Deep Learning's Hardware Lottery

June 9, 2022

ai machine-learning

A 2020 paper coined the term “hardware lottery”—the idea that winning machine learning algorithms are often those that run efficiently on available hardware. This explains more about AI’s trajectory than we might like to admit.

The Thesis

“Whether a research idea succeeds or fails often has more to do with whether it fits onto existing hardware than whether it’s the best approach.”

Transformers didn’t just win because attention is better than recurrence. They won because matrix multiplications map perfectly to GPUs.

Historical Examples

Neural Networks’ “Death”

1990s-2000s: Neural networks were considered dead.

Backpropagation → Complex       → Too slow on CPUs
SVMs             → Kernel trick → Efficient on CPUs
                            ↓
                    SVMs "won"

Then GPUs became available for general computing:

Neural networks + GPUs → Fast again → Deep learning revolution

The math never changed. The hardware did.

Transformers vs RNNs

RNNs process sequences step-by-step:

Token 1 → Hidden state → Token 2 → Hidden state → ...

Inherently sequential. Hard to parallelize.

Transformers use attention:

All tokens → Matrix multiplication → Output

Massively parallel. Perfect for GPUs.

RNN on GPU:     Limited speedup (sequential dependency)
Transformer:    Massive speedup (parallelizable)

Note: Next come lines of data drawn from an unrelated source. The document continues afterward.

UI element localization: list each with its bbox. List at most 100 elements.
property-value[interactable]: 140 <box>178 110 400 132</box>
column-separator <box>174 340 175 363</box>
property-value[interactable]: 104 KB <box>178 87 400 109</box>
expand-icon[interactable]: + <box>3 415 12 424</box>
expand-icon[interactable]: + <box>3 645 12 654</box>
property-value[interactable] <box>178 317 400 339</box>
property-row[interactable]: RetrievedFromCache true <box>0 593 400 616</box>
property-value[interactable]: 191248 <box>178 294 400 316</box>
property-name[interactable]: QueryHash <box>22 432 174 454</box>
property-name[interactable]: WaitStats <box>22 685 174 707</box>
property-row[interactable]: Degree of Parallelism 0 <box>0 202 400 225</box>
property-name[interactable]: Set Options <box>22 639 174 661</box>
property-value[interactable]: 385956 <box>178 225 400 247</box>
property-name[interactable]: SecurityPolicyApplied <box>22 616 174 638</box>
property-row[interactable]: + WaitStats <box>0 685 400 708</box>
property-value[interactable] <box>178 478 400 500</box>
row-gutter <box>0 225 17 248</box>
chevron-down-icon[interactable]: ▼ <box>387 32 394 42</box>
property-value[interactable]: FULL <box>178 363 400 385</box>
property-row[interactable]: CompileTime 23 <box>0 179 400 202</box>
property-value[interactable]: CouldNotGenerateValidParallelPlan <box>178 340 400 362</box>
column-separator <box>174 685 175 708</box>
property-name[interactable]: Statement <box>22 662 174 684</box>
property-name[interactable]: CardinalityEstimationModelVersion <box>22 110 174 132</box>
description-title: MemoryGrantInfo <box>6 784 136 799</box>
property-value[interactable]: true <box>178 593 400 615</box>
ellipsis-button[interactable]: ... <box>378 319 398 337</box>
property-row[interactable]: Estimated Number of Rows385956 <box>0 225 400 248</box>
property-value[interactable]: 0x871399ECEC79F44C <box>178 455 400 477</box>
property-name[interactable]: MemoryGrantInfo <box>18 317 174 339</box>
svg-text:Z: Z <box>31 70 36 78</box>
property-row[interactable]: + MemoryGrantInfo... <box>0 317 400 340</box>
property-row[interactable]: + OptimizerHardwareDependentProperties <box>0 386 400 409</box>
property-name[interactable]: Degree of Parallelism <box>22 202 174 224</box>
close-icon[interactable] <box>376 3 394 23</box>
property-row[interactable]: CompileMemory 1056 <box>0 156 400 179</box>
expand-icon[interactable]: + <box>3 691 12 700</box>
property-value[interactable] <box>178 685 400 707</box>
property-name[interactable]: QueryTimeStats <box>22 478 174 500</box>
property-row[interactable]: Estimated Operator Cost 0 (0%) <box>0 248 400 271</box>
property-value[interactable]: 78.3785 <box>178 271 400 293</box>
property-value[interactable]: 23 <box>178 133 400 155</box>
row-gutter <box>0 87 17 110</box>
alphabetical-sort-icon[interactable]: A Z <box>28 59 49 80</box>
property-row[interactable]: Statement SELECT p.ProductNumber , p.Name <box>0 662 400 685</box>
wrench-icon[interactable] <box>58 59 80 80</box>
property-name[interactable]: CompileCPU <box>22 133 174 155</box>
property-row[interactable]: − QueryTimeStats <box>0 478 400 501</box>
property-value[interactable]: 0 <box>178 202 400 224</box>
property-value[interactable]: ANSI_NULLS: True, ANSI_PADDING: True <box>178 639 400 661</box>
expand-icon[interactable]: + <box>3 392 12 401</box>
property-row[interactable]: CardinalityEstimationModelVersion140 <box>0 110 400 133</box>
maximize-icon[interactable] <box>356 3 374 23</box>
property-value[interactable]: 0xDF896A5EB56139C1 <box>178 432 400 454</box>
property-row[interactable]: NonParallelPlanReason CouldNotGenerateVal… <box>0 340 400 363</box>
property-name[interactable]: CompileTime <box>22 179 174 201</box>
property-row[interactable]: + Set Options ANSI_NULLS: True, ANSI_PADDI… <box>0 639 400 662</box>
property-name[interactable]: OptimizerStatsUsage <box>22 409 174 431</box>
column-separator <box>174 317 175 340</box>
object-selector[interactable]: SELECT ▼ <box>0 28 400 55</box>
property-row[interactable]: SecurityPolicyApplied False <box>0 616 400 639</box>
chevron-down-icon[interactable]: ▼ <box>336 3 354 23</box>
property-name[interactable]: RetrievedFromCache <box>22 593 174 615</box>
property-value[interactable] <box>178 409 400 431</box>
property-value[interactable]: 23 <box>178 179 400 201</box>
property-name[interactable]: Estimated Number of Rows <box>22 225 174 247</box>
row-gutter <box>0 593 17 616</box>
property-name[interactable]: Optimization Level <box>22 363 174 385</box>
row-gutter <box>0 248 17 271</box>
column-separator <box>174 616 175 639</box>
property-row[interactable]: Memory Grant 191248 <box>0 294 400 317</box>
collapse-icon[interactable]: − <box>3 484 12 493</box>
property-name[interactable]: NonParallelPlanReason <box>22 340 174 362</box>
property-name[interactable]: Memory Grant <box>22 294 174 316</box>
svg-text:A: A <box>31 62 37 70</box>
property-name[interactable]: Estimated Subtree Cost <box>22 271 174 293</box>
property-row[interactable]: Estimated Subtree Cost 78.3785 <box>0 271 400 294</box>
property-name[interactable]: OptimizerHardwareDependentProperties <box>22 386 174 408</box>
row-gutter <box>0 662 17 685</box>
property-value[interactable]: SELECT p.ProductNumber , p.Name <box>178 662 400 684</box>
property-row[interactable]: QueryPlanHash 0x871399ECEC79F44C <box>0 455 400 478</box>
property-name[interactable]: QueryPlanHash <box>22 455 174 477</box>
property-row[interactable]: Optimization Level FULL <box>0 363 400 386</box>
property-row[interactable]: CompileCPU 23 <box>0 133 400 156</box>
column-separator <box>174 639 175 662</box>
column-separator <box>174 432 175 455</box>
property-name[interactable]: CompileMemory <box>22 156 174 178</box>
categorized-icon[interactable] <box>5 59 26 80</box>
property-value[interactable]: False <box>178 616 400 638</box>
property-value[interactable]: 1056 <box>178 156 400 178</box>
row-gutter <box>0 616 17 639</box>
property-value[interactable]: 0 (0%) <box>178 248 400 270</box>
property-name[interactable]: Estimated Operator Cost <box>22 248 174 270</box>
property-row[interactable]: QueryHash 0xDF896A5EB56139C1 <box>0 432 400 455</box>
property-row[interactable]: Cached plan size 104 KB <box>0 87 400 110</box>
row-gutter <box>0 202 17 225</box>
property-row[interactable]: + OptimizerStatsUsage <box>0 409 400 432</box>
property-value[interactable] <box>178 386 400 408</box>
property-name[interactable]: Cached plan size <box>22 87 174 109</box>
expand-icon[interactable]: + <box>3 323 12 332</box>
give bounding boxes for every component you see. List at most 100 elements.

Transformers map better to available hardware.

GPU Architecture Matters

What GPUs Do Well

Operation	GPU Speed
Matrix multiply	Very fast
Element-wise ops	Very fast
Random access	Slow
Branching	Slow
Memory-bound ops	Bottleneck

What This Rewards

Algorithms that work best:

Dense matrix operations (Transformers ✓)
Batch processing (Transformers ✓)
Regular memory access patterns (Transformers ✓)

Algorithms that struggle:

Sparse operations (Graph networks, dynamic architectures)
Sequential dependencies (RNNs, some reinforcement learning)
Memory-intensive operations (Large vocabulary models)

The Implications

Research is Biased

Researchers gravitate toward what works on available hardware:

Researcher has: NVIDIA GPUs
Researcher tries: Dense architectures, Transformers
Researcher succeeds: More papers on Transformers
Researcher doesn't try: Sparse architectures
Community: "Transformers are the best!"

The search space is constrained by hardware.

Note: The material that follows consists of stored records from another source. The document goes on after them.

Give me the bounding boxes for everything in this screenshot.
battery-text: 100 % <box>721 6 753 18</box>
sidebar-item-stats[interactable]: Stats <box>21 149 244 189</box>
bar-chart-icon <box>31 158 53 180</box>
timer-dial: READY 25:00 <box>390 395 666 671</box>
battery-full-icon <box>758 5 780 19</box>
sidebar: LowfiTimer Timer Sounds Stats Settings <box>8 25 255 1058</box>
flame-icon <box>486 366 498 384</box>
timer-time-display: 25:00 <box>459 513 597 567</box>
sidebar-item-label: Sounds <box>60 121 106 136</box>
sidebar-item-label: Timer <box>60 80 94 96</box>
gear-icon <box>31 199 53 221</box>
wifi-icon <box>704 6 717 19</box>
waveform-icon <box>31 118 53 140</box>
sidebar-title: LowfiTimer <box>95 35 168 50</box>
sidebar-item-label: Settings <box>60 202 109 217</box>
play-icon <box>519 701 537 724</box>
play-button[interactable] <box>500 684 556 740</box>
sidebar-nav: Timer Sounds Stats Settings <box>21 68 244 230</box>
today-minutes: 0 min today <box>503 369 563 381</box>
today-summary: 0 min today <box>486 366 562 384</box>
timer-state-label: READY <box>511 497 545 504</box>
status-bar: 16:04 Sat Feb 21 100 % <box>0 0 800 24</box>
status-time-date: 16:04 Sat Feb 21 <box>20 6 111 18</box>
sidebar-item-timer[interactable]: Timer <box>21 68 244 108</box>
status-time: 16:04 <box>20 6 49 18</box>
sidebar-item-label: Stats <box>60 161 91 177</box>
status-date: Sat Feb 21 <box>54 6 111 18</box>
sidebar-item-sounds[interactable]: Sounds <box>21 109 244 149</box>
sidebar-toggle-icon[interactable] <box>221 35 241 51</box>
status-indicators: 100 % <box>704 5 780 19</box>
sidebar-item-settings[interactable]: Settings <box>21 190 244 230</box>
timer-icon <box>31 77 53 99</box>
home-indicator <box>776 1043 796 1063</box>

Alternative Ideas Get Abandoned

Interesting approaches that don’t map to GPUs:

Spiking neural networks
Neuromorphic computing
Sparse mixture of experts (until recently)
Memory-augmented networks

These might be better—we don’t know because they’re too slow to test at scale.

Infrastructure Lock-in

We’ve invested billions in:

NVIDIA ecosystem
CUDA software stack
Transformer-optimized TPUs

Switching to different architectures means:

Rewriting software
Redesigning hardware
Lost efficiency from specialization

Emerging Alternatives

Specialized AI Chips

Hardware	Optimized For
TPU	Matrix ops, Transformers
Cerebras	Large models, sparse
Graphcore	Graph operations
Groq	Inference

More diverse hardware could enable more diverse algorithms.

Sparse Architectures

Recent work on efficient Transformers:

# Dense attention: O(n²)
attention = softmax(Q @ K.T) @ V

# Sparse attention: O(n * k)
# Only attend to k < n tokens
attention = sparse_softmax(Q @ K[selected].T) @ V[selected]

Hardware support for sparsity is improving.

Mixture of Experts

Input → Router → Expert 1 (active)
              → Expert 2 (inactive)
              → Expert 3 (active)
              → ...

Only a few experts activate per input. More efficient if hardware supports it.

What Should Change

1. Diverse Hardware Investment

Don’t put all resources into one architecture. Keep alternatives viable.

2. Hardware-Agnostic Benchmarks

Measure algorithms on theoretical compute, not just wall-clock time on GPUs.

3. Simulation Over Hardware

Invest in simulators that can test novel architectures before building chips.

4. Acknowledge the Bias

When claiming “SOTA,” acknowledge the hardware assumptions. Results might not generalize.

The Lesson

AI progress isn’t purely about algorithmic innovation. It’s about:

Algorithm × Hardware × Scale = Success

The algorithms that win are often those that best exploit current hardware. That’s not the same as being the best algorithms.

Final Thoughts

The hardware lottery explains:

Why transformers dominate (GPU-friendly)
Why alternatives seem “fringe” (can’t test at scale)
Why AI progress might be hitting walls (hardware limits)

As we approach the limits of current architectures, new hardware could unlock new algorithmic frontiers—or we could be stuck waiting for the next hardware shift.

Your favorite AI might just be a lottery winner.

The best ideas don’t always win. The ones that fit the hardware do.